Photograph of the right foot of a 68-year-old diabetic woman shows a DFU at the heel of the foot with dry gangrene. She was treated with multiple surgical debridements, intravenous antibiotics and blood glucose control; however, because of persistent infection, osteomyelitis and PAD she ended up with a below-knee amputation. Post-operatively, she experienced acute heart and renal failure; she was admitted to the intensive care unit and died seven days later.

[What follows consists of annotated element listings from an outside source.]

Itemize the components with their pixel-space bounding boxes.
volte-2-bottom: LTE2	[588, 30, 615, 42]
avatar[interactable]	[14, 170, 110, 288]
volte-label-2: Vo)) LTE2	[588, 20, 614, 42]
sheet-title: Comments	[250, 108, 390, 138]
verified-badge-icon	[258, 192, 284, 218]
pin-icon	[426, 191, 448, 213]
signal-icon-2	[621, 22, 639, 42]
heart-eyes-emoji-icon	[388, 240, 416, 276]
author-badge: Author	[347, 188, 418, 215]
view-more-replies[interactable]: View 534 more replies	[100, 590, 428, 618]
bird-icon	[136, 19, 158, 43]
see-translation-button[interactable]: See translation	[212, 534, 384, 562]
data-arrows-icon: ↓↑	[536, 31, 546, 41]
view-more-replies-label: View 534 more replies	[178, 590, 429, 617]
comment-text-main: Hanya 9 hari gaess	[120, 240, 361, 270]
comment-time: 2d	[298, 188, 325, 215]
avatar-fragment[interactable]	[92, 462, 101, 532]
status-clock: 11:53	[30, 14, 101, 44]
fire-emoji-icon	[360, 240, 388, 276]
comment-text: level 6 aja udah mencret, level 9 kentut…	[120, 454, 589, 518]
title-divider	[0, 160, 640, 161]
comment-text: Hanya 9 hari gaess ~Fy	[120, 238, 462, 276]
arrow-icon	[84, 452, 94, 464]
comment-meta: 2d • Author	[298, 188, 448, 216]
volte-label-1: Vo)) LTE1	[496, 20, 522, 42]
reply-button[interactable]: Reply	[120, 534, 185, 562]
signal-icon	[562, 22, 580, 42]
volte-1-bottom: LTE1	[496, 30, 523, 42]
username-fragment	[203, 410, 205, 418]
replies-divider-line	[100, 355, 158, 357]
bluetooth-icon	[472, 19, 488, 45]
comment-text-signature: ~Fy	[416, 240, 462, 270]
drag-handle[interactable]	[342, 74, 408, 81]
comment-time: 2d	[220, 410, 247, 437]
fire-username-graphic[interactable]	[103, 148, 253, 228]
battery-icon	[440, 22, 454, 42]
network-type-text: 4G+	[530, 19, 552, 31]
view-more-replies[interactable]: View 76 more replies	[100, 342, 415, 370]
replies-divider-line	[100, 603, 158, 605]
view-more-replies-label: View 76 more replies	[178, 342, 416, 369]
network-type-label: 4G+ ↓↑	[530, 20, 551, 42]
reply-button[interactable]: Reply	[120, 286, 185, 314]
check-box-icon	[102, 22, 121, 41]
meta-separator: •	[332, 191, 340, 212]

The rate of DFU-related amputations and related mortality remains high despite the awareness campaigns and reported increase in utilization of conservative and interventional therapeutic strategies. Possible explanations include the complexity and high burden of comorbidities in these patients and the low rate of invasive angiography and revascularization procedures before amputation. Therefore, DFU patients considered for an amputation should undergo a standard diagnostic work-up including angiography to consider the possibility of revascularization in case of ischaemia.[98]

Conclusion

A multidisciplinary foot care approach is necessary for the management of DFU. This should be done at experienced centres by physicians with specialist training in diabetic foot problems including orthopaedic and vascular surgeons, endocrinologists with expertise in diabetology, diabetes specialist nursing, biomechanics and orthotics, and physical medicine and rehabilitation doctors with access to rehabilitation, psychological and nutritional services.[2] Education for patients regarding foot hygiene, nail care and proper footwear is important to reduce the risk of injury and DFU.[16,40,100,101] Education alone may effectively reduce the incidence of DFUs and the rate of amputation.